A jury is a group of 12 men and women selected to make decisions in court cases. There are basically two types of juries who serve in Habersham County: Grand and Traverse.
The duties of a Grand Jury are to inspect county offices and the prison in Alto and to indict felony cases based on the information presented to them by the District Attorney.
Once a Grand Jury has made the decision to indict a person, his/her case later goes before a Traverse Jury. After the case has been heard in court, the Traverse Jury then passes its judgment of "Guilty" or "Not Guilty" on the various charges. A Traverse Jury also hears civil cases. (Civil cases do not come before the Grand Jury.)
How are juries selected?
A Superior or State Court Judge sends a request to the Clerk of Court's office for a certain number of jurors for the upcoming term of court. There are two terms of court each year, one starting in January and the other in July. Each term of court lasts at least six months. Jury trials may occur at any time during that time period.
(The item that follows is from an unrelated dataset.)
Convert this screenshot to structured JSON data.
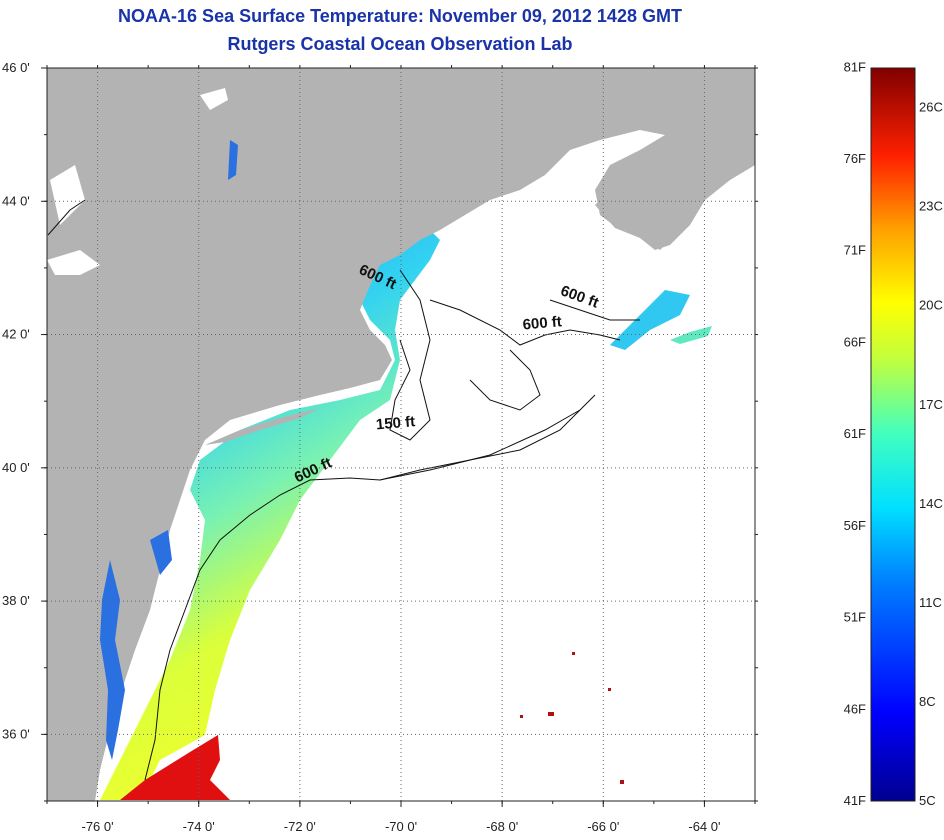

Jury members are then chosen from a list of previously compiled names called a "Jury List" or "Jury Box." Names in the "Jury Box" come from various sources, among them the voters' list and the phone directory. Citizens may also request to have their names included. The resulting list of potential jurors is then "balanced" by age, race, and gender. "Balancing" a jury list means making sure the jurors represent, as closely as possible, the population of the county as regards to age, race, and gender.
Once the names have been chosen, the office of the Clerk of Court prints and mails a summons to each juror. The summons lists the name of the Judge who is requesting the juror and the date and time the juror should appear.
If a juror wishes to be excused from serving, he/she must have a valid reason and must mail his/her request to be excused to the Judge whose name is on the summons. In order to be considered, the request to be excused should be received by the Judge before the service date (date to appear for jury duty). It is then up to the juror making the request to contact the office of the Clerk of Court to determine if his/her request has been approved or not.
However, if a juror has not been excused from serving, he/she must appear for jury duty in the courtroom on the date of service and time listed. If he/she does not show up, the Judge will have the Sheriff or the Clerk of Court make inquiries as to why not. Possible consequences for failure to report for jury duty are being held in contempt of court and being jailed.
Even when a juror reports for duty, he/she may not actually serve on a court case. The lawyers for the prosecution and the defense, as well as the judge, ask a series of questions of each juror. Depending on the responses to the questions, the juror may be selected to serve on a court case or may be excused.